Bugünün dünyasında çevre ve tüm canlıların aleyhine olan projeler, olası çevre ihlalleri büyük şirketlerin ve bazı devletlerin çıkarları yüzünden gizlenmektedir.
Yakılan, kesilen ormanlar, yapılaşmaya açılan tarım arazileri, siyanür kullanılarak maden çıkarılması (geçen yılın Haziran ayında Erzincan'ın İliç ilçesine bağlı Çöpler köyünde bulunan altın madeninde kullanılan siyanür büyük oranda toprağa ve bölgedeki yeraltı sularına karışmıştı), Brezilya'dan Sao Paulo adlı asbest yüklü geminin söküm için İzmir Aliağa tersanesine getirilmesinin planlanması,( çevrecilerin günler süren protestoları sonucu bu geminin Türkiye' ye getirilişi durdurulmuştu), özellikle Ege Bölgesi'ndeki zeytinliklerin yapılaşma için kesilmesi, HES'lerin, termik santrallerin yapımı, taş ocaklarının açılması, en son Dersim 'in Ovacık ilçesinde krom madeni arama çalışmalarına hız verilmesi, dere ve nehir yataklarına bina yapımının önlenememesi, 6 Şubat tarihli Maraş merkezli depremlerin ardından oluşan asbestli moloz yığınlarının en yakın tarım arazilerine taşınması, fosil yakıtların atmosfere salınımı, canlı yaşamını artık çekilemez hale getirmiştir.
Dünya Çevre Günü nedeniyle çevrecilerin, bazı yetkililerin ve siyasi partilerin açıklamalar yaptığı bugünlerde, Karadeniz bölgesinin Samsun, Sinop, Kastamonu gibi illerinin bazı ilçelerinde ve Amasya'da şiddetli yağışın sonucu seller, can ve mal kayıplarına neden olmuştur. Bu durum ülkemizde çevre hakkının korunmadığının, dikkate alınmadığının ve kamuoyunun bilgilendirilmediğinin güncel örnekleridir.
İngiltere' e geri dönüşüm kutularına atılan plastiklerin geçmiş yıllarda Adana'ya getirilip yakıldığına veya çevreye atıldığına dair objektif bir açıklama hala yapılmamıştır. Akla Türkiye niçin Avrupa'dan en çok atık ülke ithal eden ülke konumundayken aynı zamanda geri dönüşümde son sıralarda yer almaktadır? sorusu gelmektedir.
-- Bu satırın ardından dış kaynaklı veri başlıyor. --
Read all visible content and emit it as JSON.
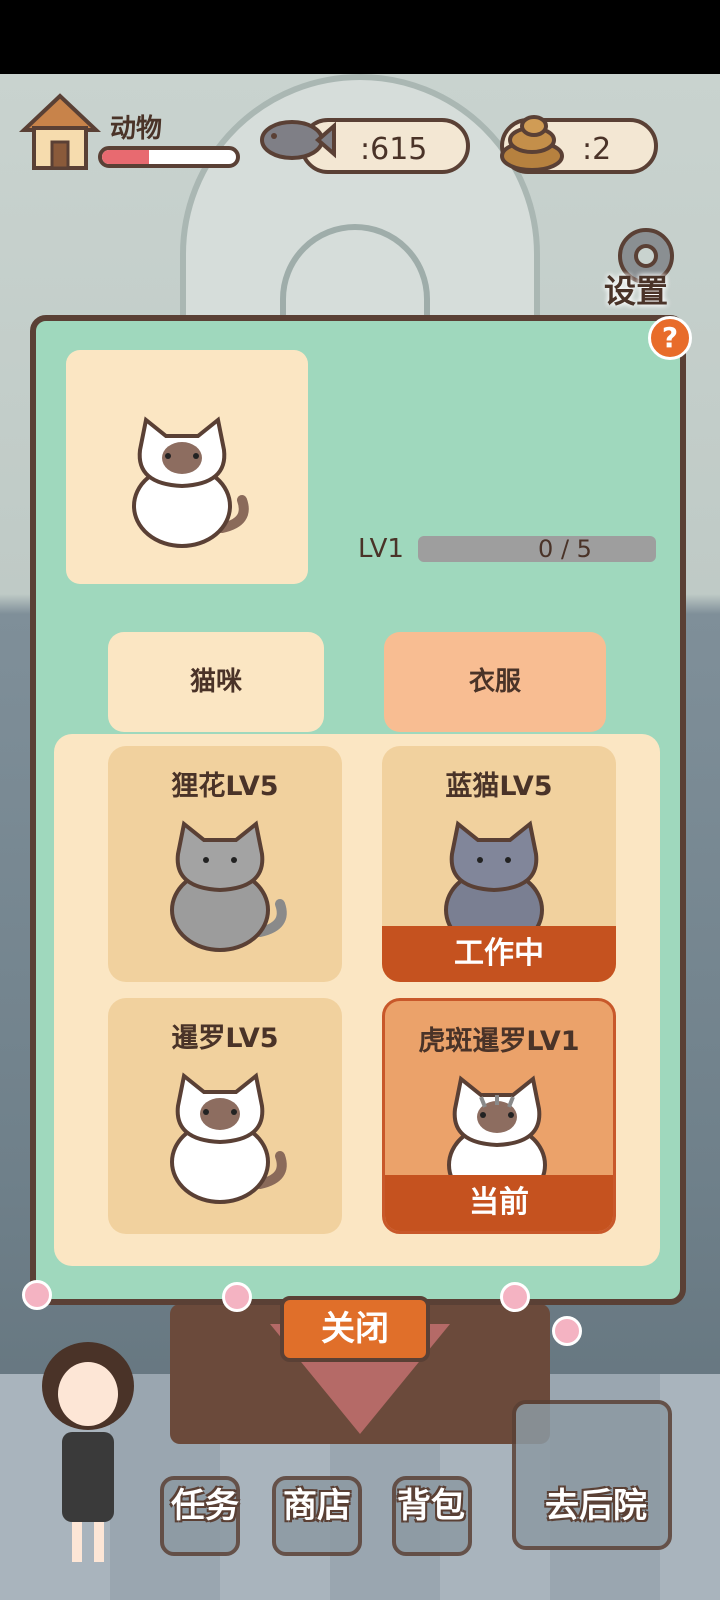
{
  "hud": {
    "animals_label": "动物",
    "animals_progress": 0.35,
    "fish_count": ":615",
    "poop_count": ":2",
    "settings_label": "设置"
  },
  "panel": {
    "help_label": "?",
    "level_label": "LV1",
    "level_progress": "0 / 5",
    "tabs": [
      {
        "label": "猫咪"
      },
      {
        "label": "衣服"
      }
    ],
    "cats": [
      {
        "name": "狸花LV5",
        "color": "gray-tabby",
        "status": ""
      },
      {
        "name": "蓝猫LV5",
        "color": "blue-gray",
        "status": "工作中"
      },
      {
        "name": "暹罗LV5",
        "color": "siamese",
        "status": ""
      },
      {
        "name": "虎斑暹罗LV1",
        "color": "tabby-siamese",
        "status": "当前"
      }
    ],
    "close_label": "关闭"
  },
  "nav": {
    "tasks": "任务",
    "shop": "商店",
    "bag": "背包",
    "backyard": "去后院"
  },
  "colors": {
    "panel_bg": "#9fd8bd",
    "accent": "#e06f2a",
    "card_bg": "#f1d19e"
  }
}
Türkiye AB ülkelerinin çöplüğü olmak zorunda mıdır?
Dünya' da ve ülkemizde bu tür olumsuz projelerin zararlı sonuçlarını gören halkın çevreye karşı duyarlı olması da kaçınılmazdır.
Çevre hakkının ikincisi; "kişi ve toplulukların çevre konusunda alınacak kararlara ilişkin görüş belirtme, karşı çıkma veya birlikte karar alma haklarının var olmasıdır."
Bu hak olmasına rağmen ne yazık ki doğanın kirletilip, tahrip edildiği alanlarda bireylerin, çevreci kuruluşların bunlara karşı muhalif görüş belirtme ve sahadaki hak arama çabaları çeşitli yöntemlerle (yasaklama, orantısız güç kullanma, resmi soruşturma başlatma, protestoları etkisizleştirme ve önemsizleştirme) gözden kaçırılmakta, çevre savunucuları hakkında adli cezai davaların açılma oranı artmaktadır.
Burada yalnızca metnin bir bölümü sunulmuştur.